Al otro lado de la barra del bar

Leonid Lopez

HAVANA TIMES — Tanaka no se creía nadie especial. De hecho nunca había pensado si su vida tenía o no algo de valor. Respiraba al despertar más que para animarse a levantar, para convencerse que aún seguía ahí.

No tenía ninguna afición, me dijo. Par de veces le hizo de caddy al jefe. Por este supo que el golf puede haber nacido en algún país nórdico por el siglo 15. La palabra holandesa kolf significa palo. Pero los romanos tenían a su vez un juego en el que usaban un palo curvado y una bola hecha de plumas.

El jefe miraba siempre la bola de golf al frente como a un futuro preocupante. Tanaka asentía cada dos frases tratando de no olvidar donde estaba. En otro terreno cercano el tiempo se había hecho una bola y alguien hacía hoyos con él. De manera que no se podría decir gustara del golf.

Había compartido mesa con Nakata, un compañero de trabajo, jugando al go. Allí entonces aprendió que el go nació en China hace alrededor de 2 500 años. Hacia el 300 A.C ya se le menciona en las Analectas de Confucio.

En China se le llama weiqi, en japonés igo y en koreano baduk. Era el espejo de la bruja de Blancanieves donde todo el mundo buscaba reafirmar su perfección. Sin embargo no sentía disgusto, si podía ser útil a alguien, por él estaba bien. Tanaka asentía otra vez uhum, so desuka, wakarimashita, honto desuka.

Palabras, palabras altas y menores, sinuosas y directas, sordas y lumínicas. Tanaka medía las palabras, las pesaba, las guardaba en un lugar seguro a salvo del olvido y las alineaba a la espera de entregar la que se esperaba en cada momento.

De ahí que había ganado fama de buena compañía. Y aunque sospecho que también de alguien raro, no debían faltarle ocupaciones. Sin embargo nada parecía animarlo mucho.

Era la primera vez en Japón que alguien me hablaba con franqueza de su nulidad. Claro que es costumbre japonesa no admitirse bueno en nada, rebajarse ante el interlocutor, pero esto como costumbre rasa, sin otra connotación que la de comportarse como es debido. Tanaka le ponía palabras a su nulidad, se confesaba atrapado en ella. Tal vez serían los tragos, tal vez realmente le simpatizaba, no podría saberlo. Su cara no traslucía afectos.

Cuando me decía sumimasen Reo san podía encontrar en sus ojos algo de incertidumbre y pena, nada más. Entonces él parecía descubrir que lo escudriñaba y enseguida repetía como un salmo: no estoy diciendo que no esté contento con mi vida, no me quejo, no me quejo. Y yo queriendo decir que no se preocupara, que debía quejarse si quería.

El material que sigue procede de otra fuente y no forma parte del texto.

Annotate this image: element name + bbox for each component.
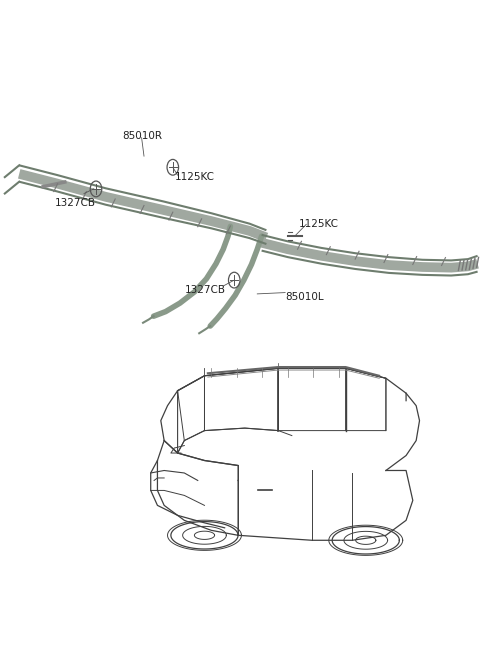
Text: 1125KC: 1125KC: [299, 219, 338, 230]
Text: 85010R: 85010R: [122, 131, 162, 142]
Text: 1125KC: 1125KC: [175, 172, 215, 182]
Text: 1327CB: 1327CB: [55, 198, 96, 209]
Text: 1327CB: 1327CB: [185, 285, 226, 295]
Text: 85010L: 85010L: [286, 291, 324, 302]
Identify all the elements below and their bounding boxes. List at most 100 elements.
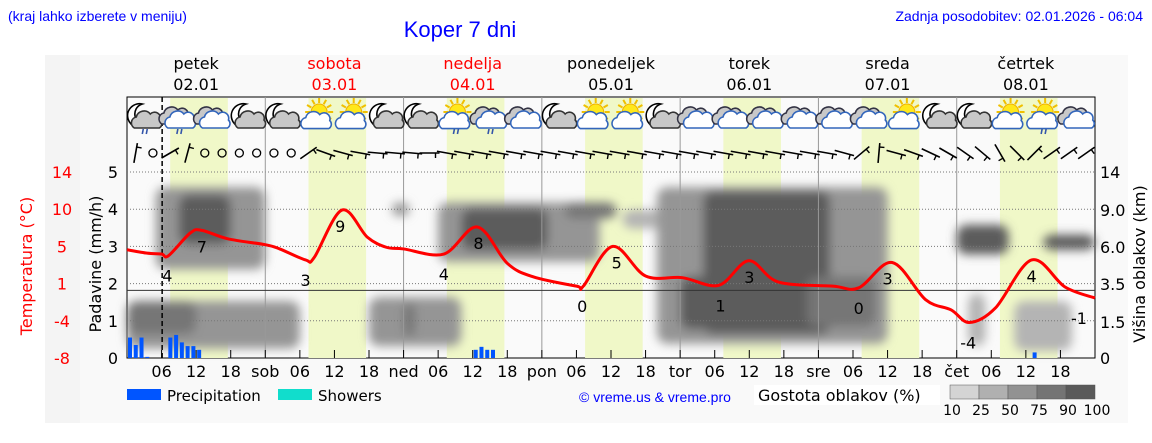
x-tick-label: 18 — [221, 362, 241, 381]
sun-ray — [1032, 104, 1038, 109]
precipitation-bar — [491, 349, 495, 358]
sun-ray — [622, 99, 627, 105]
precip-tick: 5 — [108, 163, 118, 182]
sun-ray — [617, 104, 623, 109]
cloud-height-tick: 3.5 — [1100, 275, 1125, 294]
rain-drop — [491, 128, 494, 135]
temp-tick: 10 — [52, 200, 72, 219]
wind-feather — [468, 153, 471, 160]
legend: Precipitation Showers — [127, 387, 382, 405]
wind-barb-icon — [505, 150, 526, 160]
wind-feather — [485, 153, 488, 160]
x-tick-label: 06 — [151, 362, 171, 381]
wind-barb-icon — [540, 150, 561, 160]
wind-calm-icon — [234, 148, 245, 158]
cloud-scale-label: 75 — [1030, 403, 1048, 419]
sun-ray — [587, 99, 593, 105]
temperature-label: 8 — [473, 234, 483, 253]
temperature-label: 7 — [197, 237, 207, 256]
wind-barb-icon — [877, 142, 885, 164]
x-tick-label: 06 — [981, 362, 1001, 381]
wind-feather — [589, 153, 592, 160]
wind-feather — [174, 149, 179, 155]
wind-feather — [762, 153, 765, 160]
legend-showers-swatch — [278, 389, 312, 400]
day-date: 06.01 — [726, 75, 772, 94]
sun-ray — [894, 104, 900, 109]
x-tick-label: 06 — [843, 362, 863, 381]
rain-drop — [1044, 128, 1047, 135]
precipitation-bar — [139, 337, 144, 358]
sun-ray — [583, 104, 589, 109]
wind-feather — [329, 154, 333, 160]
sun-ray — [1017, 104, 1024, 109]
precipitation-bar — [1032, 352, 1037, 358]
wind-barb-icon — [696, 150, 717, 160]
rain-drop — [176, 128, 179, 135]
day-headers: petek 02.01 sobota 03.01 nedelja 04.01 ponedel… — [173, 54, 1055, 94]
precipitation-bar — [179, 342, 184, 358]
wind-barb-icon — [350, 150, 371, 160]
day-name: sobota — [307, 54, 361, 73]
wind-barb-icon — [817, 150, 838, 160]
sun-ray — [322, 99, 328, 105]
temperature-label: 1 — [715, 296, 725, 315]
x-tick-label: 06 — [428, 362, 448, 381]
wind-barb-icon — [184, 143, 195, 163]
precipitation-bar — [185, 346, 190, 358]
sun-ray — [603, 104, 609, 109]
cloud-scale-label: 90 — [1059, 403, 1077, 419]
temp-tick: -8 — [54, 349, 70, 368]
wind-feather — [1038, 148, 1043, 153]
wind-feather — [727, 153, 730, 160]
wind-barb-icon — [994, 143, 1006, 163]
wind-feather — [933, 155, 937, 161]
sun-ray — [1014, 99, 1019, 105]
wind-feather — [136, 146, 142, 149]
wind-barb-icon — [471, 150, 492, 160]
moon-cloud-icon — [921, 102, 958, 129]
cloud-shape — [1026, 110, 1059, 130]
wind-shaft — [834, 149, 855, 157]
wind-barb-icon — [765, 150, 786, 160]
cloud-shape — [576, 110, 609, 130]
location-hint-link[interactable]: (kraj lahko izberete v meniju) — [8, 8, 187, 24]
wind-barb-icon — [678, 150, 699, 160]
copyright-link[interactable]: © vreme.us & vreme.pro — [579, 389, 731, 405]
cloud-scale-swatch — [978, 384, 1009, 400]
wind-barb-icon — [592, 150, 613, 160]
cloud-rain-icon — [158, 106, 197, 135]
day-name: nedelja — [443, 54, 502, 73]
wind-shaft — [1026, 145, 1043, 161]
wind-shaft — [994, 143, 1006, 163]
temp-tick: 5 — [57, 237, 67, 256]
wind-feather — [950, 155, 954, 161]
wind-barb-icon — [661, 150, 682, 160]
wind-feather — [312, 149, 317, 155]
wind-feather — [572, 153, 575, 160]
temp-tick: -4 — [54, 312, 70, 331]
day-date: 05.01 — [588, 75, 634, 94]
cloud-blob — [564, 202, 617, 219]
wind-barb-icon — [609, 150, 630, 160]
wind-feather — [606, 153, 609, 160]
temperature-label: 0 — [577, 297, 587, 316]
day-name: petek — [173, 54, 219, 73]
cloud-blob — [956, 224, 1009, 255]
wind-barb-icon — [956, 146, 975, 161]
wind-feather — [744, 153, 748, 160]
wind-barb-icon — [436, 150, 457, 160]
wind-feather — [831, 153, 834, 160]
cloud-shape — [960, 110, 993, 129]
wind-feather — [693, 153, 696, 160]
wind-feather — [779, 153, 782, 160]
wind-barb-icon — [626, 150, 647, 160]
wind-barb-icon — [921, 148, 941, 161]
cloud-icon — [676, 106, 715, 129]
legend-precipitation-label: Precipitation — [167, 387, 261, 405]
x-tick-label: 06 — [566, 362, 586, 381]
precipitation-bar — [479, 346, 484, 358]
day-date: 08.01 — [1003, 75, 1049, 94]
temperature-label: 9 — [335, 217, 345, 236]
sun-cloud-icon — [887, 98, 921, 130]
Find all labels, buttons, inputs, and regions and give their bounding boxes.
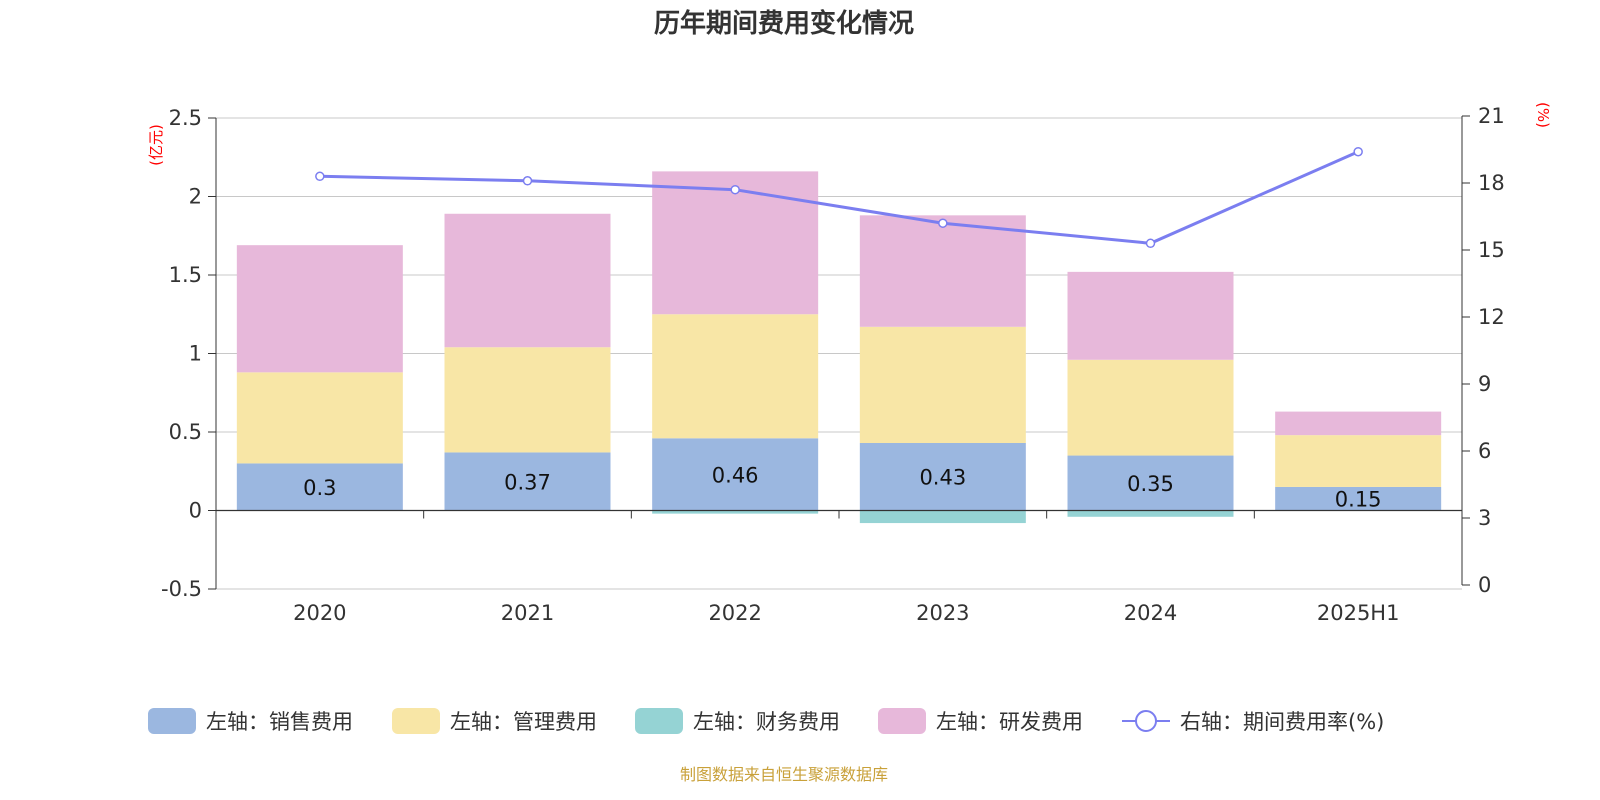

Aquel día lo llamo el jefe. Supe enseguida quién era por el nerviosismo con que hablaba al móvil. ¿Qué pasa? , le pregunté cuando colgó. Debo ir, me explicó. El jefe, está en otro bar, debo ir, tomar más que él, emborracharme y dejar que me ayude a caminar, apoyándome en su hombro, hasta montar el tren. Y reír, claro, reír sus chistes. No es que sea tan malo, no es que sea tan malo. Sayonará Reo san. Y se fue. No lo he vuelto a ver.

Quería decirle más. No creo que fuera mi amigo, pero conmigo, aún no se por qué, no había dicho solo las palabras adecuadas. Quería decirle me parecía buena persona, qué quizás debiera buscar algo suyo y de nadie más, no sé, algo así. Pero venció la desconfianza en estas frases y me porté hasta el final como se espera de un cantinero. Callé, escuché, serví otro trago y callé otra vez.